Leeds 'morally corrupt' if Myanmar tour goes ahead says Dr Rosena Allin-Khan

Andrea Radrizzani
Leeds owner Andrea Radrizzani has business interests in sports media firms operating in eastern Asian countries

Leeds United would be "morally corrupt" if they go ahead with a planned post-season tour of Myanmar, says shadow sports minister Dr Rosena Allin-Khan.

The Championship side are scheduled to play fixtures on 9 and 11 May in the country, where families have fled their homes because of military operations.

Dr Allin-Khan said: "No club should promote a country which carries out state-sponsored mass murder.

"They must rethink. History will judge them to be on the wrong side of this."

Dr Allin-Khan visited refugee camps close to the Myanmar border in November.

She said she needed to express her "anger and dismay" at Leeds' announcement, adding the tour would be "legitimising the Myanmar government's decision to ignore diplomatic efforts".

She added: "It is morally corrupt for a football team to partake in a post-season tour to promote a country which carries out state-sponsored mass murder."

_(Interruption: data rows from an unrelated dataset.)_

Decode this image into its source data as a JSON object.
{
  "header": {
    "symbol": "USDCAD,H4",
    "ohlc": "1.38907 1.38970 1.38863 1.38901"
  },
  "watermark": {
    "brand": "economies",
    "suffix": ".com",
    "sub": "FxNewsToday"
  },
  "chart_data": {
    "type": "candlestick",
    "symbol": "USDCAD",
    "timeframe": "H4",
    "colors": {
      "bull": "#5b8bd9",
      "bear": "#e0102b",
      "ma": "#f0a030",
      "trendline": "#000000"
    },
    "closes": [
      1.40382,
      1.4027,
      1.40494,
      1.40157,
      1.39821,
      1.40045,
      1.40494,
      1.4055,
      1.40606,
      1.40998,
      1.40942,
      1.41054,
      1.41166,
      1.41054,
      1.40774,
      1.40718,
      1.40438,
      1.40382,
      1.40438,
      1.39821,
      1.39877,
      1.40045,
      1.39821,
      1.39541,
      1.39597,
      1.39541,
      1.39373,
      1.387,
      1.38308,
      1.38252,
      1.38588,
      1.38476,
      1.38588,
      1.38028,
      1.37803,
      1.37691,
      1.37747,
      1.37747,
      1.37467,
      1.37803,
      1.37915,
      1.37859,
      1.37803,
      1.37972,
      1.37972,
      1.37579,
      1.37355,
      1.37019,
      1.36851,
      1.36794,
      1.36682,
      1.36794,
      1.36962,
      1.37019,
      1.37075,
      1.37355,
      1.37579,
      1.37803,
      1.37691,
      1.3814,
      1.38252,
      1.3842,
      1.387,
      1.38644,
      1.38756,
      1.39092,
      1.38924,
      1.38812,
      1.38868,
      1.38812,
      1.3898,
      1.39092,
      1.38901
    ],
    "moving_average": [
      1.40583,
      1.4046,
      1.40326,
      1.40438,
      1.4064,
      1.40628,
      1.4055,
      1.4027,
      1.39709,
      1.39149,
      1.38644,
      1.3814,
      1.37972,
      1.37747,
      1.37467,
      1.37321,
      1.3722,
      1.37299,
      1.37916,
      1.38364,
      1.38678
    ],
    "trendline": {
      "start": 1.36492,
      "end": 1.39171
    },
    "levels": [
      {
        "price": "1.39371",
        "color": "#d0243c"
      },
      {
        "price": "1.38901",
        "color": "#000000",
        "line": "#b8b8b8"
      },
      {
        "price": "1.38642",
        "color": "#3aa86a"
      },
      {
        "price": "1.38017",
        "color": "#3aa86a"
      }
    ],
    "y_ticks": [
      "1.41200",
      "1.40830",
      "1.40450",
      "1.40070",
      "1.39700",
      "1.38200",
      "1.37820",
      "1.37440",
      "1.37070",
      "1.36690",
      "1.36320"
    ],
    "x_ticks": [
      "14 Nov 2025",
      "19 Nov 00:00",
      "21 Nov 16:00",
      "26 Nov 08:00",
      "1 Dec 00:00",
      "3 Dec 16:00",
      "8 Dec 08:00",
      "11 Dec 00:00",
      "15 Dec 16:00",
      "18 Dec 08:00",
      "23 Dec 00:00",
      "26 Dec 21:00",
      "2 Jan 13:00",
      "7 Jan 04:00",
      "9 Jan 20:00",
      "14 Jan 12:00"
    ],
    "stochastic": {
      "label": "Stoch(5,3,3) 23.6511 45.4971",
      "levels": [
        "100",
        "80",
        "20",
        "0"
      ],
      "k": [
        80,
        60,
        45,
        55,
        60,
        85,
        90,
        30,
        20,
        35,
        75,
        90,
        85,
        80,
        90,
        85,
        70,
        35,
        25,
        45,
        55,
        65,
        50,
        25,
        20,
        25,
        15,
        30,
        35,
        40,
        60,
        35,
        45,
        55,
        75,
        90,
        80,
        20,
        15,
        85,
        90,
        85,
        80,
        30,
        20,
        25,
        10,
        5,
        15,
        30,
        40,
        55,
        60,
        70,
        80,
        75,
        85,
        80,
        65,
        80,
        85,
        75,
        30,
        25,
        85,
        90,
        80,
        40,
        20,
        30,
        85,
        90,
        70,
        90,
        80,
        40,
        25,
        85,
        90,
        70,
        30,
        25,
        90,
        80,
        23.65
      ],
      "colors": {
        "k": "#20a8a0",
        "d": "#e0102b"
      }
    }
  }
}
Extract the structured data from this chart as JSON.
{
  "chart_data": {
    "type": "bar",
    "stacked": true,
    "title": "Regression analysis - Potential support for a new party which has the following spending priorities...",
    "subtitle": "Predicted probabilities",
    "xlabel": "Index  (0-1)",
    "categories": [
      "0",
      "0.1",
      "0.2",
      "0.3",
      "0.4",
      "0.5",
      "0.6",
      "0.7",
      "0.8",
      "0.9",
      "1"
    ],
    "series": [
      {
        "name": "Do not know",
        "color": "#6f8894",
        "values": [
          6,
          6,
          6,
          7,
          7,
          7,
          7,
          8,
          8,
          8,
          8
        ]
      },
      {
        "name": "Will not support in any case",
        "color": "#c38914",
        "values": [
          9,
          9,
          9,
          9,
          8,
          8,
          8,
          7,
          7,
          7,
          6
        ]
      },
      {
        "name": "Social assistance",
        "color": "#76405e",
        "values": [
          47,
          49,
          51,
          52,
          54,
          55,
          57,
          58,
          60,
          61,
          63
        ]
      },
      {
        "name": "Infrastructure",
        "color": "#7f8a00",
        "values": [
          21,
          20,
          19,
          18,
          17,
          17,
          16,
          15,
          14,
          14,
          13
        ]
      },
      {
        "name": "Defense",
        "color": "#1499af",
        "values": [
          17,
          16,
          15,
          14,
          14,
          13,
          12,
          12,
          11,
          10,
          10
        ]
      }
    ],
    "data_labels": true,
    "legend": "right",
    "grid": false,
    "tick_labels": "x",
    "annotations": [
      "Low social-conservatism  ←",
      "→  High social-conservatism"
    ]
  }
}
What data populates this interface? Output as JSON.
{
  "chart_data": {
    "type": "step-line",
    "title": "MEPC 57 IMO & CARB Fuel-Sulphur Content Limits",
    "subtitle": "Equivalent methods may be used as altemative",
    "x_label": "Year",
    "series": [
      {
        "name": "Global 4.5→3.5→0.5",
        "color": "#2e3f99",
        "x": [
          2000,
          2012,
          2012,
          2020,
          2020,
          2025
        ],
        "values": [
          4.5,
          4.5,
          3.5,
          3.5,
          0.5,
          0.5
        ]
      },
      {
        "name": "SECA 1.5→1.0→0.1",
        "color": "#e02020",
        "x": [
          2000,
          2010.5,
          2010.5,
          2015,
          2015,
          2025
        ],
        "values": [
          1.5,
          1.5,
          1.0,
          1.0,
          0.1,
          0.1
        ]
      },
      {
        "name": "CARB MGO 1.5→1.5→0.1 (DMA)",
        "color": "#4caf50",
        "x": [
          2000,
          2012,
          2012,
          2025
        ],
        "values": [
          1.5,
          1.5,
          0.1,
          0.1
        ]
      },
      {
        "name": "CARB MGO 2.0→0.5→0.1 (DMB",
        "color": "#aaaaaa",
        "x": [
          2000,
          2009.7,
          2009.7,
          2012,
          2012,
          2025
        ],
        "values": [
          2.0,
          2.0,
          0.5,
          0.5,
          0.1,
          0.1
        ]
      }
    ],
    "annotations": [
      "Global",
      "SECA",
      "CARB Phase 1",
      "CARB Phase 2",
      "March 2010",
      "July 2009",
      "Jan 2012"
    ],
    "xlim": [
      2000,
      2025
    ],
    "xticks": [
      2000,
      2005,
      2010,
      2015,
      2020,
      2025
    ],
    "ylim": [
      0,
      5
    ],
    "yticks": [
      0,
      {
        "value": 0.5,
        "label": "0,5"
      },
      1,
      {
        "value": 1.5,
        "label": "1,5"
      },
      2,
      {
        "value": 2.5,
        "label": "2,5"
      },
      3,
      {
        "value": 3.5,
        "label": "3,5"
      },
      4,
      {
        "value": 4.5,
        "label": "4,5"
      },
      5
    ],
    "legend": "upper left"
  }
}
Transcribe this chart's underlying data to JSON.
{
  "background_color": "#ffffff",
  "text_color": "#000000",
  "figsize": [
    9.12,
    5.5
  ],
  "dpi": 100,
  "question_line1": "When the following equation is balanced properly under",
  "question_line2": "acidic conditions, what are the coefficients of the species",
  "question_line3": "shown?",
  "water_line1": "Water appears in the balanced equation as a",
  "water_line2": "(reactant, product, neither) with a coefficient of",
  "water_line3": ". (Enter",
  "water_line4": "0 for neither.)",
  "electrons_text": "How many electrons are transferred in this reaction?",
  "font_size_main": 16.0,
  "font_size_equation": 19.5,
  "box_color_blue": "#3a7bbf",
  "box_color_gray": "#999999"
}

Dr Allin-Khan visited refugee camps close to the Myanmar border in November
Dr Allin-Khan visited refugee camps close to the Myanmar border in November

Leeds are due to face a Myanmar National League All-Star team in Yangon, also known as Rangoon, and the country's national team in Mandalay.

Amnesty International said if the tour goes ahead, Leeds should look to positively influence a country where families "have been brutalised and forced to flee their homes".

Nearly 700,000 of Myanmar's Rohingya Muslim minority have fled the country since August because of ongoing military operations in Rakhine.

The United Nations described the issues in the northern Rakhine province as a "textbook example of ethnic cleansing".

Regional MEP Amjad Bashir, who has campaigned for the protection of the Rohingya minority, said the tour was "misguided".

The Conservative MEP for Yorkshire and the Humber said: "By playing football there, they would be giving succour to a brutal regime and aligning themselves with the perpetrators of ethic cleansing and genocide.

"If the folk in charge at Elland Road do not realise that, they are misguided and need a crash course in the realities about this country. They could start by Googling 'Myanmar' and 'Rohingya'."

Leeds United managing director Angus Kinnear said the club were "delighted" to support Myanmar's ambitions for grassroots and elite football.

"This tour gives us an opportunity to meet new fans of football who will hopefully support our journey back to the Premier League in the coming years," he added.

The club's Supporters' Trust said the tour was a "strange and controversial choice".

Current Foreign and Commonwealth Office advice says to "check travel advice before travelling" to Myanmar but advises against "all but essential travel" in some other areas of the country.

Myanmar's government, which does not give the Rohingya citizenship and sees them as illegal immigrants from Bangladesh, says it is fighting militants and has denied targeting civilians.